Dear All,
I am having a hard time understanding how to correctly give permissions to a snap application to inter-operate over dbus.
Considering a simple example, that I want to query current brightness settings in a system with gnome desktop environment. To do that, I need to query the property “Brightness” from an “org.gnome.SettingsDaemon.Power” object that has “org.gnome.SettingsDaemon.Power.Screen” interface with that property.
To do that, I use Qt DBus module, and for the sake of completeness here is how I call methods over dbus with it:
QDBusInterface screen{"org.gnome.SettingsDaemon.Power", "/org/gnome/SettingsDaemon/Power", "org.freedesktop.DBus.Properties", QDBusConnection::sessionBus()};
const auto message = screen.callWithArgumentList(QDBus::Block, "Get", {"org.gnome.SettingsDaemon.Power.Screen", "Brightness"});
QDBusPendingReply<QVariant> reply = message;
// Check for errors and process the result ...
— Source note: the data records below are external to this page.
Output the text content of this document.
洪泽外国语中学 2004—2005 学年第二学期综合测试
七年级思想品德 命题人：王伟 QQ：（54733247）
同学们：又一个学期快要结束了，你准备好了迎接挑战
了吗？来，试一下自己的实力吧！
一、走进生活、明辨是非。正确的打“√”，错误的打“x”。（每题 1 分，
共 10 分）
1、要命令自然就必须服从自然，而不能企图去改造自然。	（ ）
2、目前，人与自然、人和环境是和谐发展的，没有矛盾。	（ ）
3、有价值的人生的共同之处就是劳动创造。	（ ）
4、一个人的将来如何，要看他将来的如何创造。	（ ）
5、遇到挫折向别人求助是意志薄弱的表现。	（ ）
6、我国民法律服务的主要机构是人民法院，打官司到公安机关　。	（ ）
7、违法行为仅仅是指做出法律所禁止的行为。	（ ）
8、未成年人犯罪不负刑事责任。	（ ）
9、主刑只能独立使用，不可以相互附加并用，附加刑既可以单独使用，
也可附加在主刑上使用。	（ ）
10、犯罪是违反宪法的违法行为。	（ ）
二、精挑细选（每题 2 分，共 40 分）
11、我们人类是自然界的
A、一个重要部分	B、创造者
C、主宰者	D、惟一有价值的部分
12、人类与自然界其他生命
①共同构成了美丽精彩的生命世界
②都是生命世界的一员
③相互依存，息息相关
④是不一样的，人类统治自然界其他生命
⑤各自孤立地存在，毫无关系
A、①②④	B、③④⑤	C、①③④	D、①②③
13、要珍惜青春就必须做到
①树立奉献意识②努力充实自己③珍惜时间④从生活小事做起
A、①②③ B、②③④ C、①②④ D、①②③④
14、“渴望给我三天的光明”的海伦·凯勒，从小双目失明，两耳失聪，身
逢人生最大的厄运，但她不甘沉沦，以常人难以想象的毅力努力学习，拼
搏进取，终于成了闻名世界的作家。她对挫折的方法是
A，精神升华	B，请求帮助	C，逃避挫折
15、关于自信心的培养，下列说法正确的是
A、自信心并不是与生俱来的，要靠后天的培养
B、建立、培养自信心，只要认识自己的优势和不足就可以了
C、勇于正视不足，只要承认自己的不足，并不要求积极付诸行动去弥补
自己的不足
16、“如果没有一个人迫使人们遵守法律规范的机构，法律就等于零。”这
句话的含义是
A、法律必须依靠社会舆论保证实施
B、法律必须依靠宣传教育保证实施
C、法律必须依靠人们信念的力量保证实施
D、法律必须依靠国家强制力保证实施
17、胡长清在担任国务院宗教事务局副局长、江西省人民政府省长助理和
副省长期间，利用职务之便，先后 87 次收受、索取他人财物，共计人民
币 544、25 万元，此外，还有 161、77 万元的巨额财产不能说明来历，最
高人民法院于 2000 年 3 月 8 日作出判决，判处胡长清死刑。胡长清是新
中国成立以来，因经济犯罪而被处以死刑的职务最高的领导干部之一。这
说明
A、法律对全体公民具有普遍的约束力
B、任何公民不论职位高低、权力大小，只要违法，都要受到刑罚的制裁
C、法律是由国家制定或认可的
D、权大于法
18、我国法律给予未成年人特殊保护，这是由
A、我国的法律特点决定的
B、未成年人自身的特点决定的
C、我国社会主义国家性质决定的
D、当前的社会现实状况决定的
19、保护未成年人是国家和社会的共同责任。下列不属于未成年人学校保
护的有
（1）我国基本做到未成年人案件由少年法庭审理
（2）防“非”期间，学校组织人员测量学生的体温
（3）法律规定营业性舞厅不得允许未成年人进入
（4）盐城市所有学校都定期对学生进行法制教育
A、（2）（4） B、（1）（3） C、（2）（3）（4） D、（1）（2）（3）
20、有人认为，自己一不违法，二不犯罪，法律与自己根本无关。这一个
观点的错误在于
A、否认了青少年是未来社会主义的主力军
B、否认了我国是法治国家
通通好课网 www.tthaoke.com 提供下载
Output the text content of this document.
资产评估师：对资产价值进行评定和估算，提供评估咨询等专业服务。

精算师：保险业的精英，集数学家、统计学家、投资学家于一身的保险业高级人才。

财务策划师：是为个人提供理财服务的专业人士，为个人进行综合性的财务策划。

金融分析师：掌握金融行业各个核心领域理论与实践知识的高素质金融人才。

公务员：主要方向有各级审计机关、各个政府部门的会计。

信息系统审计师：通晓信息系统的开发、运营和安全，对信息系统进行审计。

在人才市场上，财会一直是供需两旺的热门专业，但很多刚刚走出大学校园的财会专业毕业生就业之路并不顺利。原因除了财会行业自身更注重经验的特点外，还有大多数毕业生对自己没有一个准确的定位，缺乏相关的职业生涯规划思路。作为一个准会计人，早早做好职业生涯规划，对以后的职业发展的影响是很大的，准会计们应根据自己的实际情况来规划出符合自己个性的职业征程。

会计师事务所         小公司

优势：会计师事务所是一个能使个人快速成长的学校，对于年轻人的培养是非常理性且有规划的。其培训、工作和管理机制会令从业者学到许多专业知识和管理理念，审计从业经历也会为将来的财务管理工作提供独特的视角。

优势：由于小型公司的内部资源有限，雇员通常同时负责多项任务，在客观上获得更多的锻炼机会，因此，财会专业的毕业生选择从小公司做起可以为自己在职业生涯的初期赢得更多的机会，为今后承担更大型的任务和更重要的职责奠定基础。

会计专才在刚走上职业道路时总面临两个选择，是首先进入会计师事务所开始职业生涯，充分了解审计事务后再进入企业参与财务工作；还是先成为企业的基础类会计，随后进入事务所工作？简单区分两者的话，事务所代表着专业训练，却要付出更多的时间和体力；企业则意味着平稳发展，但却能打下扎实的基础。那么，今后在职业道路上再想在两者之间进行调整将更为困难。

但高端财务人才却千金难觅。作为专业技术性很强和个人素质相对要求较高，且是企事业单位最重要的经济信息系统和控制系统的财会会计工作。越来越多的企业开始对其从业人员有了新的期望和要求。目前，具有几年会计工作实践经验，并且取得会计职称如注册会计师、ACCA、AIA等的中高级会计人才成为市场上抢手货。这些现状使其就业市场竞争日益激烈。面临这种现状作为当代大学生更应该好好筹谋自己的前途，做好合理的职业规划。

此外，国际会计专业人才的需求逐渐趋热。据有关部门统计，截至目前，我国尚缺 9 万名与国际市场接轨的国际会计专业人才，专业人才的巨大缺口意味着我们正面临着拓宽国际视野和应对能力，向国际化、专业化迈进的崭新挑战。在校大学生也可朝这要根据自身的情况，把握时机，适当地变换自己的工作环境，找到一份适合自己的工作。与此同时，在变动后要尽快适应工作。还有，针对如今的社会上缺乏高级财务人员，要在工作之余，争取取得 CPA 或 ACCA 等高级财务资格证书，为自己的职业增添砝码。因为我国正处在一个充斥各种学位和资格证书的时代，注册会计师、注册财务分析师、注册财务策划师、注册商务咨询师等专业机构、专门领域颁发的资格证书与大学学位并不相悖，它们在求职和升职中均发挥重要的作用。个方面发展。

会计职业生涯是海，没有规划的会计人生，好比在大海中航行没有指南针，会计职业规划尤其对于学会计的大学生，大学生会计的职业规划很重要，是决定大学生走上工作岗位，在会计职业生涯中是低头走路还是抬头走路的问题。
Nevertheless, I can’t figure right setup for the slots & plugs in snapcraft.yaml, and I constantly get the following error:
Get asynchronous call finished with error: org.freedesktop.DBus.Error.AccessDenied (An AppArmor policy prevents this sender from sending this message to this recipient; type=\"method_call\", sender=\":1.2264\" (uid=1000 pid=484631 comm=\"/snap/snap-name/x2/usr/local/exe-name/exe-name --log_path\" label=\"snap.snap-name.snap-name (enforce)\") interface=\"org.freedesktop.DBus.Properties\" member=\"Get\" error name=\"(unset)\" requested_reply=\"0\" destination=\"org.gnome.SettingsDaemon.Power\" (uid=1000 pid=74054 comm=\"/usr/libexec/gsd-power \" label=\"unconfined\"))"
Relevant parts of my current snapcraft.yaml look something like this:
---
base: core20
confinement: strict
grade: devel
environment:
LD_LIBRARY_PATH: $SNAP/usr/lib/:$SNAP/usr/lib/$SNAPCRAFT_ARCH_TRIPLET/:$SNAP/usr/lib/$SNAPCRAFT_ARCH_TRIPLET/pulseaudio
PATH: $SNAP/bin/:$SNAP/usr/bin/:$PATH
# Prep EGL
__EGL_VENDOR_LIBRARY_DIRS: $SNAP/etc/glvnd/egl_vendor.d:$SNAP/usr/share/glvnd/egl_vendor.d
LIBGL_DRIVERS_PATH: $SNAP/usr/lib/$SNAPCRAFT_ARCH_TRIPLET/dri
LIBVA_DRIVERS_PATH: $SNAP/usr/lib/$SNAPCRAFT_ARCH_TRIPLET/dri
# QT
QT_QPA_PLATFORM_PLUGIN_PATH: $SNAP/usr/lib/$SNAPCRAFT_ARCH_TRIPLET/qt5/plugins
QML_IMPORT_PATH: $SNAP/usr/lib/$SNAPCRAFT_ARCH_TRIPLET/qt5/qml
QML2_IMPORT_PATH: $SNAP/usr/lib/$SNAPCRAFT_ARCH_TRIPLET/qt5/qml
plugs:
dbus-d:
interface: dbus
bus: system
name: org.freedesktop.DBus
dbus-network-manager:
interface: dbus
bus: system
name: org.freedesktop.NetworkManager
dbus-gnome:
interface: dbus
bus: session
name: org.gnome
dbus-gnome-settingsdaemon-power:
interface: dbus
bus: session
name: org.gnome.SettingsDaemon.Power
slots:
s-dbus-1:
interface: dbus
bus: session
name: ru.orgname.appname
apps:
exe-name:
command: usr/local/exe-name/exe-name ...
plugs:
- opengl
- x11
- audio-playback
- network
- network-bind
- camera
- display-control
- dbus-d
- dbus-network-manager
- dbus-gnome
- dbus-gnome-settingsdaemon-power
- desktop
slots:
- s-dbus-1
environment:
# PulseAudio
PULSE_SERVER: "unix:$XDG_RUNTIME_DIR/../pulse/native"
Note that without “s-dbus-1” slot from above I couldn’t even connect to the bus, the error from the above code was
org.freedesktop.DBus.Error.Disconnected (Not connected to D-Bus server)
Moreover, everything works fine if I install the app with --devmode option.
It looks like I am doing something wrong, but I can’t grasp what so far. So the question is, what slots & plugs specifically I need to be able to call some methods on a remote object with name “org.foo.bar”?